The source, however, explained that Odebunmi’s comment that the bills are still opened for stakeholder’s engagement might have been misconstrued to mean that the bill was suspended.
“If you remember the day we had the public hearing some stakeholders requested for three weeks to make their contributions, and the chairman said he was even willing to grant more than three weeks so that all the stakeholders can submit their memorandum and contribute to the ongoing amendment process. I think that is what the chairman reiterated on the television show,” the source added.
Meanwhile, the House of Representatives has directed the Nigerian Navy to immediately suspend the forthcoming pre-screening exercise for the shortlisted candidates to strengthen the federal character law as well as to ensure better and more vigorous enforcement and implementation.
The House also directed the Navy to provide details of all recruitment from 2014 to date showing the geographical spread.
At the same time, it mandated its committee on Navy to investigate the exercise and recommend appropriate measures to avoid similar constitutional violations in all future government recruitment.
The committee is expected to report back to the House within 12 weeks for further legislative actions.
The House, while considering a motion of urgent national importance on an alleged violation of the federal character principle in the recruitment, said it constitutes a breach of section 14 of the 1999 Constitution.
According to the motion sponsored by the member representing Ethiope federal constituency of Delta State, Hon Ben Rollands Igbakpa, the Nigerian Navy shortlisted 44 candidates for the 2021/2022 recruitment exercise and have scheduled a pre-screening exercise for the candidates before their full induction into Nigeria Naval Service.
Igbakpa in the motion noted that all the successful candidates that are to report for training in 2 batches at the Nigerian Navy Basic Training School Onne, Port Harcourt, Rivers State are all from a particular part of the country which negates the Federal Character principle of all-inclusiveness, equity and fair play.
According to him, section 14 (3) of the 1999 Constitution provides that all appointments must reflect Federal Character.
He stated that “the underlying purpose of the principle in a multi-ethnic society as Nigeria is to ensure equal participation of the various ethnic extractions in the governance of the country.
“The Principle is also aimed at preventing the domination by one or some ethnic groups in the affairs of the country and the exclusion of other ethnic groups.
“However, in practice, the Principle appears to have been observed more in breach.
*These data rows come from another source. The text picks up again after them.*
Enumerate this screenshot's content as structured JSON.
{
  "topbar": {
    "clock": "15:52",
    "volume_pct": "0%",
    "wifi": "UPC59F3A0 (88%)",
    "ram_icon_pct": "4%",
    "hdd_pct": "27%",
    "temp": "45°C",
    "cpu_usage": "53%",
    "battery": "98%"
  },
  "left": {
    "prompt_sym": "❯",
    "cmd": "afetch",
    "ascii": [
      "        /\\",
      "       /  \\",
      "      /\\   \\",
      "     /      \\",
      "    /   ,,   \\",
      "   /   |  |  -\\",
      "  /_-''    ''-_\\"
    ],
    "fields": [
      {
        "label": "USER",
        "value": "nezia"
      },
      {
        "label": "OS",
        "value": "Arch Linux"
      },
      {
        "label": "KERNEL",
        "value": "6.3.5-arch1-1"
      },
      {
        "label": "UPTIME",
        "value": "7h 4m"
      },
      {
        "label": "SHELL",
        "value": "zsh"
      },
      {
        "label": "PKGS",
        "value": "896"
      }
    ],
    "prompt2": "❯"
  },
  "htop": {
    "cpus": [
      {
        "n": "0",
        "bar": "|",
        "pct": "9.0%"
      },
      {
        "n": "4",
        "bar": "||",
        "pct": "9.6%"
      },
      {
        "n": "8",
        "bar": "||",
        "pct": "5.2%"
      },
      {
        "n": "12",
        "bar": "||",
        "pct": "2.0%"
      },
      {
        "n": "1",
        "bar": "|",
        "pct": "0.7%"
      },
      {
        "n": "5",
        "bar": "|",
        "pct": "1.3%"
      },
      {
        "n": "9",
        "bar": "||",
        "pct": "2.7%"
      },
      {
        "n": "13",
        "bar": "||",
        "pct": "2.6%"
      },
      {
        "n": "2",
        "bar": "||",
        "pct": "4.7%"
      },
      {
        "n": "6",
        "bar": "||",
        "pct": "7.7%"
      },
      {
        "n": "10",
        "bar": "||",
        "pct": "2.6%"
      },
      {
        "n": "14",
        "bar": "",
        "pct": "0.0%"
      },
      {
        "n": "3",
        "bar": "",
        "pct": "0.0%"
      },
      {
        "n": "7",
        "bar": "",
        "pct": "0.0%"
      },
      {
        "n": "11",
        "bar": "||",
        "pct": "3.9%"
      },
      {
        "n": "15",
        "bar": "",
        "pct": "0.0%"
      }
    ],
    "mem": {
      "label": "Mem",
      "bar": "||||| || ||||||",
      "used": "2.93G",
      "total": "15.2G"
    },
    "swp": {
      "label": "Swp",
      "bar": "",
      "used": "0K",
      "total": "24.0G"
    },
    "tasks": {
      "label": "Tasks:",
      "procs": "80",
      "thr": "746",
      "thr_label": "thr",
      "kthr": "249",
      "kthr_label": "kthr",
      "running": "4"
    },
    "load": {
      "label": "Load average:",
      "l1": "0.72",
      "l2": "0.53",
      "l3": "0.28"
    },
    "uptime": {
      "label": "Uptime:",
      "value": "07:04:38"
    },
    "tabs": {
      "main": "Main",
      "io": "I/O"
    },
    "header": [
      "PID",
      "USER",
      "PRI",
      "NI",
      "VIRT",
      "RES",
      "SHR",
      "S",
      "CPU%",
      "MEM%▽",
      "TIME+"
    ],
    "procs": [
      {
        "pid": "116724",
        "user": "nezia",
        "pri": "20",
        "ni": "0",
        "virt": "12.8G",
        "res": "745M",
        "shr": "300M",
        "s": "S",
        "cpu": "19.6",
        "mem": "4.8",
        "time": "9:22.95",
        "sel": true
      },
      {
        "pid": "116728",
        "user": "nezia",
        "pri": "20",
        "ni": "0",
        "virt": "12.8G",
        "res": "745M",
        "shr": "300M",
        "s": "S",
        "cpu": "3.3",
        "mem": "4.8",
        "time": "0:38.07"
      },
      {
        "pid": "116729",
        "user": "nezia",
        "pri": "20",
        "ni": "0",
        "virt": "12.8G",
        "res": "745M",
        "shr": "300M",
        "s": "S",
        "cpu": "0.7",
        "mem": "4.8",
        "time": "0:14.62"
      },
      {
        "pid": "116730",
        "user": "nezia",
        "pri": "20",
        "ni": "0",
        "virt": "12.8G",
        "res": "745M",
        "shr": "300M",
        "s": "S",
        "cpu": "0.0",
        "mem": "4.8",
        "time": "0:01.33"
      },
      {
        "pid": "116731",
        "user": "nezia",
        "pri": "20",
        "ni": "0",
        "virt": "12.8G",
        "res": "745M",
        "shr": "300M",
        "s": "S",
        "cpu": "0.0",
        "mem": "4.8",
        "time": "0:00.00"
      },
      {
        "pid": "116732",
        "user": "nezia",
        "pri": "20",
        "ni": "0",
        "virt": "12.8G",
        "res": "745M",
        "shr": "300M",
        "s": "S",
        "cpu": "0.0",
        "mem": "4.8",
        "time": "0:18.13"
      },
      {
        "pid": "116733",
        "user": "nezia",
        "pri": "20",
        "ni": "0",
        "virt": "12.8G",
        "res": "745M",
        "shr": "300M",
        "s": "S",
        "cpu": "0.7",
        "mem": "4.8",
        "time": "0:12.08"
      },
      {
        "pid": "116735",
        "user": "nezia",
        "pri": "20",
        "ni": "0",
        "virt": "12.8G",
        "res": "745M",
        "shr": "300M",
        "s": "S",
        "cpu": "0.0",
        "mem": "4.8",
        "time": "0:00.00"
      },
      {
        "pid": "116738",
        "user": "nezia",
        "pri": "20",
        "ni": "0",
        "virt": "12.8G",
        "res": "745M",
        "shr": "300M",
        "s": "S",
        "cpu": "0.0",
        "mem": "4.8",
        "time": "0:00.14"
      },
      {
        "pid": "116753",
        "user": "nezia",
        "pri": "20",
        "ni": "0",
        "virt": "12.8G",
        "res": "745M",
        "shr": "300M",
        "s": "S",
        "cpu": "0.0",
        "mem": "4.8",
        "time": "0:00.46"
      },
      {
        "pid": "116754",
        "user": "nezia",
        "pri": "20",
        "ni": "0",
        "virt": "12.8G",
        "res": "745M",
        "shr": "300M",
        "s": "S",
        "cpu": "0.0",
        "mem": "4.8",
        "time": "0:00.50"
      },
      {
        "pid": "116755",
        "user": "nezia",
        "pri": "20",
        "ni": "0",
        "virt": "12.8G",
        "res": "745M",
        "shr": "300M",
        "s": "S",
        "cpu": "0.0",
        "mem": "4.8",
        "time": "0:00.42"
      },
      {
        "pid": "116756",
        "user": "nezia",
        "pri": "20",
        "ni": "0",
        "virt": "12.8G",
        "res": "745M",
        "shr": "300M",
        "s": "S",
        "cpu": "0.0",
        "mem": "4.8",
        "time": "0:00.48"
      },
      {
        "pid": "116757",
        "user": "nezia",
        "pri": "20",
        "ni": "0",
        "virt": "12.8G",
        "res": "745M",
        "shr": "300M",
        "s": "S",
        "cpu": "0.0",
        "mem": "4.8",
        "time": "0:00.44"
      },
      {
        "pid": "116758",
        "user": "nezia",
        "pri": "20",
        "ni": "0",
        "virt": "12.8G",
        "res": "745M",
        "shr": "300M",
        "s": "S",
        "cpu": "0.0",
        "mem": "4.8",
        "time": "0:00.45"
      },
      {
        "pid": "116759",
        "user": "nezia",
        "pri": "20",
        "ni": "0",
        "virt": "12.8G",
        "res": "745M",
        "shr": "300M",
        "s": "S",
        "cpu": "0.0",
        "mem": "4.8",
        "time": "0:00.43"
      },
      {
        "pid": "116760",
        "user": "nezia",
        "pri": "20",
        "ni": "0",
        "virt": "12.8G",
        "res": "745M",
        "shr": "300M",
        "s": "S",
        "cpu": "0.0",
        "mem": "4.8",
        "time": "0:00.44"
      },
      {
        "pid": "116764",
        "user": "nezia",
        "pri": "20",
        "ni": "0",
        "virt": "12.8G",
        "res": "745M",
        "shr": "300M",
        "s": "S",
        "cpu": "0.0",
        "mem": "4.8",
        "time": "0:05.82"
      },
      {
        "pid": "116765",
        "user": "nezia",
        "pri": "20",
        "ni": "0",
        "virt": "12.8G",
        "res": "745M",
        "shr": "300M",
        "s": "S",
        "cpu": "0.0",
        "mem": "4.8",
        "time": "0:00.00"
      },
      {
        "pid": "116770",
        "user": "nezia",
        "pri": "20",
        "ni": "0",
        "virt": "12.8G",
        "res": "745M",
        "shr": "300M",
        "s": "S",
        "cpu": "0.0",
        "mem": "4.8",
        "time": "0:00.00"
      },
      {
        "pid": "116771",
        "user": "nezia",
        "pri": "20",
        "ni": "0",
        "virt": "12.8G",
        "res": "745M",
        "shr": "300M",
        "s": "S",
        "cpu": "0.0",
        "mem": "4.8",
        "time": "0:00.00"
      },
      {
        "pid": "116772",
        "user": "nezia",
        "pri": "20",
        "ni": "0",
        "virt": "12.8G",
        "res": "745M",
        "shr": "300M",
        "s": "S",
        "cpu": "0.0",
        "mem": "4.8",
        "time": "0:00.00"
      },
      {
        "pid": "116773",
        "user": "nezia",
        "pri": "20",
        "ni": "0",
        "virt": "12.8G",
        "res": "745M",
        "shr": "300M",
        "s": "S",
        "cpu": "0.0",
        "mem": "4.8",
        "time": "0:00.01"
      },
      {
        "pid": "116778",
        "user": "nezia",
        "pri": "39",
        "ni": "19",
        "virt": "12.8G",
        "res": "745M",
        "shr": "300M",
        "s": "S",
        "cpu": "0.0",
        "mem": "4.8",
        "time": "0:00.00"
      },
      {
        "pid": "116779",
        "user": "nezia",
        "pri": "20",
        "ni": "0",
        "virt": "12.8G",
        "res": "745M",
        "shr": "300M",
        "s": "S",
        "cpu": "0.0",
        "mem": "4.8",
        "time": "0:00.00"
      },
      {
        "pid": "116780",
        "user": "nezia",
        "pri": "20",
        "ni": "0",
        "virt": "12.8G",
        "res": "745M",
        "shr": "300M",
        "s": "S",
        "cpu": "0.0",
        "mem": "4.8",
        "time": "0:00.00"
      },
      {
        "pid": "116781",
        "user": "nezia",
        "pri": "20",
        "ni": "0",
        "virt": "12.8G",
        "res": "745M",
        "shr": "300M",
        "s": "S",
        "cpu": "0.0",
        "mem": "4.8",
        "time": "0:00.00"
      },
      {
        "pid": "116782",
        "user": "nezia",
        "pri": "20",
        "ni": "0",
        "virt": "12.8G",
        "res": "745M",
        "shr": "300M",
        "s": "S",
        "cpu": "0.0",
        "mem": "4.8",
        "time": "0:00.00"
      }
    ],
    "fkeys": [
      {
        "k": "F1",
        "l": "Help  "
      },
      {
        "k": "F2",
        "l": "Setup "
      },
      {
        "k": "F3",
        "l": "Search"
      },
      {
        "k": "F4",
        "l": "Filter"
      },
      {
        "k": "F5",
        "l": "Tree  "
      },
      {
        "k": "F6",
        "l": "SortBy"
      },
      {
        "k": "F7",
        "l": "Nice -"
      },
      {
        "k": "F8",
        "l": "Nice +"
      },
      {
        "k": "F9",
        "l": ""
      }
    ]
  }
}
Appointments and recruitments into the various ministries, departments, and agencies both at the federal and state levels by successive administrations seems to be treated as a matter of political discretion and those with the appointment and recruitment powers do not feel a legal duty to ensure an equitable spread of appointments and recruitments into the various government bodies, ” he added.
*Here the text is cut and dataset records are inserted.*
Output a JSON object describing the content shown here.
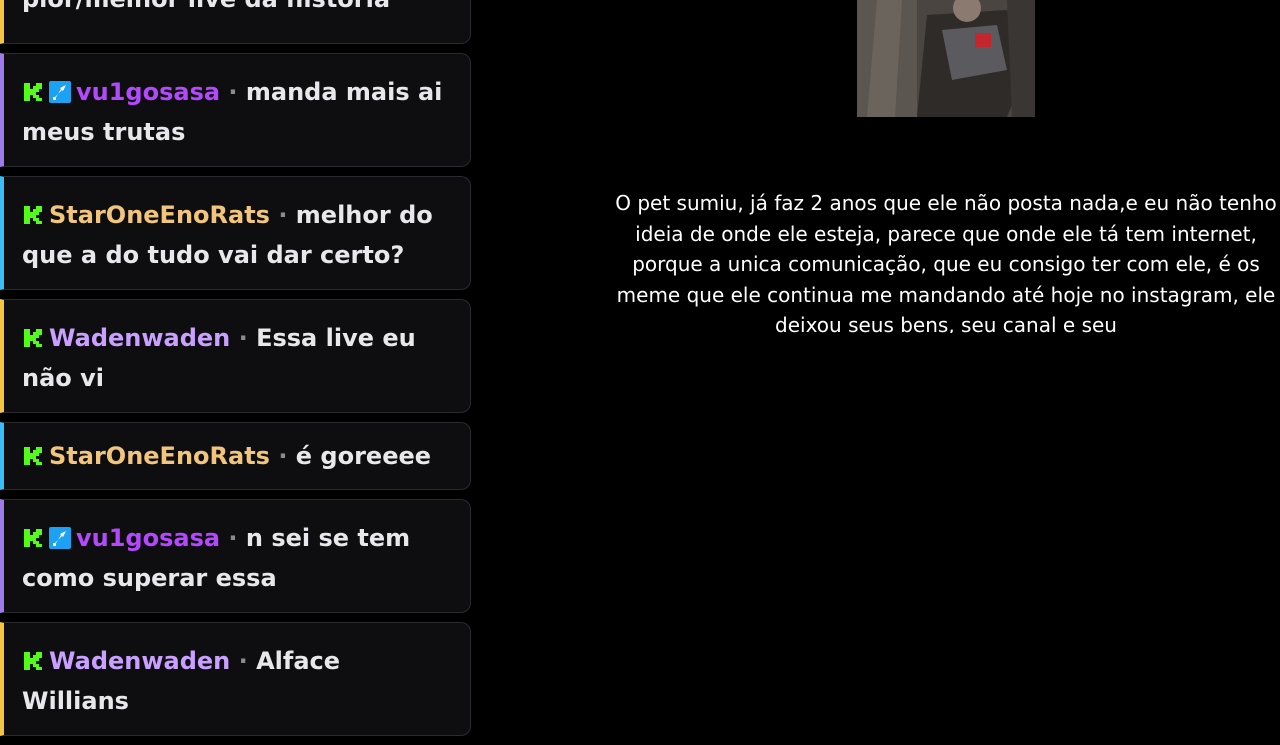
{
  "colors": {
    "background": "#000000",
    "card_bg": "#0e0e11",
    "kick_green": "#53fc18",
    "mod_blue": "#1da1f2",
    "purple_user": "#b448ff",
    "gold_user": "#f2c57c",
    "lavender_user": "#c9a0ff"
  },
  "chat": {
    "messages": [
      {
        "id": "partial-top",
        "badges": [],
        "user": "",
        "text": "pior/melhor live da história",
        "border": "#f5c542",
        "user_color": ""
      },
      {
        "id": "vulgosasa-1",
        "badges": [
          "kick-verified-icon",
          "moderator-sword-icon"
        ],
        "user": "vu1gosasa",
        "text": "manda mais ai meus trutas",
        "border": "#9f7aea",
        "user_color": "#b448ff"
      },
      {
        "id": "starone-1",
        "badges": [
          "kick-verified-icon"
        ],
        "user": "StarOneEnoRats",
        "text": "melhor do que a do tudo vai dar certo?",
        "border": "#38bdf8",
        "user_color": "#f2c57c"
      },
      {
        "id": "wadenwaden-1",
        "badges": [
          "kick-verified-icon"
        ],
        "user": "Wadenwaden",
        "text": "Essa live eu não vi",
        "border": "#f5c542",
        "user_color": "#c9a0ff"
      },
      {
        "id": "starone-2",
        "badges": [
          "kick-verified-icon"
        ],
        "user": "StarOneEnoRats",
        "text": "é goreeee",
        "border": "#38bdf8",
        "user_color": "#f2c57c"
      },
      {
        "id": "vulgosasa-2",
        "badges": [
          "kick-verified-icon",
          "moderator-sword-icon"
        ],
        "user": "vu1gosasa",
        "text": "n sei se tem como superar essa",
        "border": "#9f7aea",
        "user_color": "#b448ff"
      },
      {
        "id": "wadenwaden-2",
        "badges": [
          "kick-verified-icon"
        ],
        "user": "Wadenwaden",
        "text": "Alface Willians",
        "border": "#f5c542",
        "user_color": "#c9a0ff"
      }
    ],
    "separator": "·"
  },
  "caption": {
    "text": "O pet sumiu, já faz 2 anos que ele não posta nada,e eu não tenho ideia de onde ele esteja, parece que onde ele tá tem internet, porque a unica comunicação, que eu consigo ter com ele, é os meme que ele continua me mandando até hoje no instagram, ele deixou seus bens, seu canal e seu"
  },
  "video": {
    "icon": "video-thumbnail"
  }
}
Senate Passes Electoral Bill Today
Meanwhile, barring any last-minute change of plan, the Senate and the House of Representatives will today consider a report on the Electoral Act (Amendment) 2021 and thereafter pass the piece of legislation into law.
The Senate committee on Independent National Electoral Commission (INEC), chaired by Senator Kabiru Gaya (APC, Kano South), which worked on the Bill submitted its report to the Senate at plenary yesterday.
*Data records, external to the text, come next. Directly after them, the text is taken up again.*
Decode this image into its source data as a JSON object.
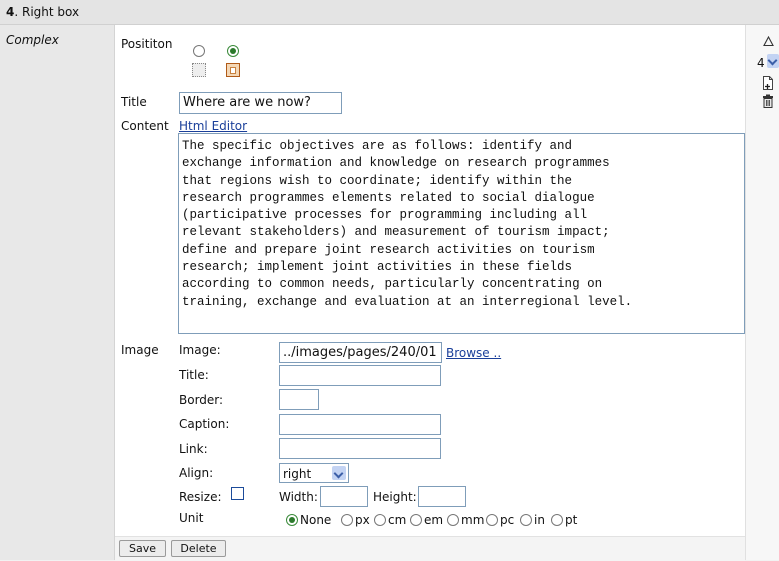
{
  "header": {
    "number": "4",
    "title": ". Right box"
  },
  "left": {
    "label": "Complex"
  },
  "position": {
    "label": "Posititon"
  },
  "title": {
    "label": "Title",
    "value": "Where are we now?"
  },
  "content": {
    "label": "Content",
    "editor_link": "Html Editor",
    "text": "The specific objectives are as follows: identify and\nexchange information and knowledge on research programmes\nthat regions wish to coordinate; identify within the\nresearch programmes elements related to social dialogue\n(participative processes for programming including all\nrelevant stakeholders) and measurement of tourism impact;\ndefine and prepare joint research activities on tourism\nresearch; implement joint activities in these fields\naccording to common needs, particularly concentrating on\ntraining, exchange and evaluation at an interregional level."
  },
  "image": {
    "section_label": "Image",
    "image_label": "Image:",
    "image_value": "../images/pages/240/01",
    "browse": "Browse ..",
    "title_label": "Title:",
    "border_label": "Border:",
    "caption_label": "Caption:",
    "link_label": "Link:",
    "align_label": "Align:",
    "align_value": "right",
    "resize_label": "Resize:",
    "width_label": "Width:",
    "height_label": "Height:",
    "unit_label": "Unit",
    "units": [
      "None",
      "px",
      "cm",
      "em",
      "mm",
      "pc",
      "in",
      "pt"
    ]
  },
  "buttons": {
    "save": "Save",
    "delete": "Delete"
  },
  "side": {
    "order_value": "4"
  }
}
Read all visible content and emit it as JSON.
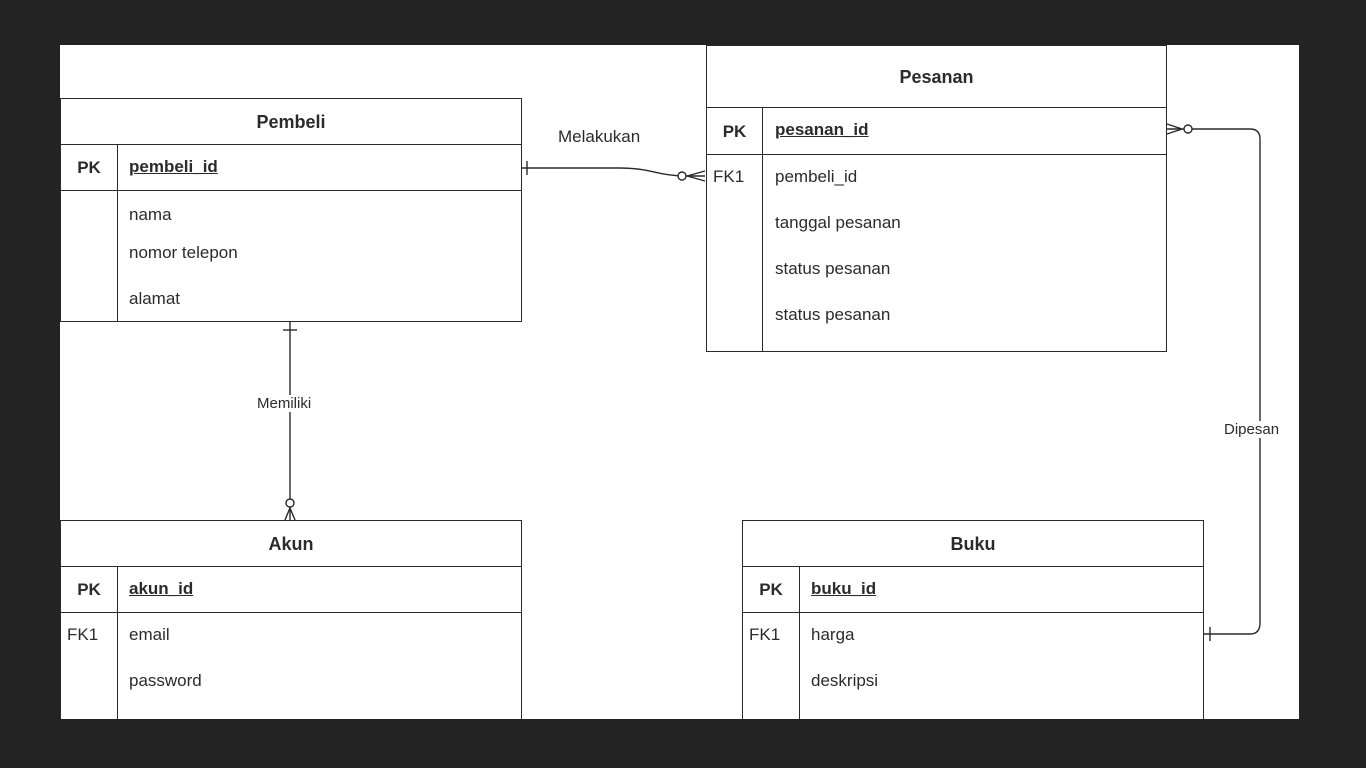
{
  "entities": {
    "pembeli": {
      "title": "Pembeli",
      "pk_label": "PK",
      "pk_attr": "pembeli_id",
      "attrs": [
        {
          "key": "",
          "name": "nama"
        },
        {
          "key": "",
          "name": "nomor telepon"
        },
        {
          "key": "",
          "name": "alamat"
        }
      ]
    },
    "pesanan": {
      "title": "Pesanan",
      "pk_label": "PK",
      "pk_attr": "pesanan_id",
      "attrs": [
        {
          "key": "FK1",
          "name": "pembeli_id"
        },
        {
          "key": "",
          "name": "tanggal pesanan"
        },
        {
          "key": "",
          "name": "status pesanan"
        },
        {
          "key": "",
          "name": "status pesanan"
        }
      ]
    },
    "akun": {
      "title": "Akun",
      "pk_label": "PK",
      "pk_attr": "akun_id",
      "attrs": [
        {
          "key": "FK1",
          "name": "email"
        },
        {
          "key": "",
          "name": "password"
        }
      ]
    },
    "buku": {
      "title": "Buku",
      "pk_label": "PK",
      "pk_attr": "buku_id",
      "attrs": [
        {
          "key": "FK1",
          "name": "harga"
        },
        {
          "key": "",
          "name": "deskripsi"
        }
      ]
    }
  },
  "relationships": {
    "melakukan": "Melakukan",
    "memiliki": "Memiliki",
    "dipesan": "Dipesan"
  },
  "colors": {
    "frame": "#232323",
    "canvas": "#ffffff",
    "line": "#2a2a2a"
  }
}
The report is expected to be listed for consideration and eventual approval by the Senate on the next legislative day, which is today.
The chairman of the Senate committee on Rules and Business, Senator Sadiq Umar (APC, Kwara North), confirmed that the report will be scheduled on the Senate’s order paper for consideration on today.
Also, the House Representatives is poised to pass the amendments to the 2010 Electoral Act (as amended) today.
The House received the report of its committee on Electoral Matters today and it is expected that a clause to clause consideration of the report will be done today (Thursday) as promised by the speaker.
It is, however, not clear whether the House will suspend its rules to take the 3rd reading and final passage of the bill before adjourning for annual recess today.
While laying the report, chairman of the committee, Hajia Aishatu Dukku, lauded Gbajabiamila for keeping to his promise of ensuring that the report is laid before the recess.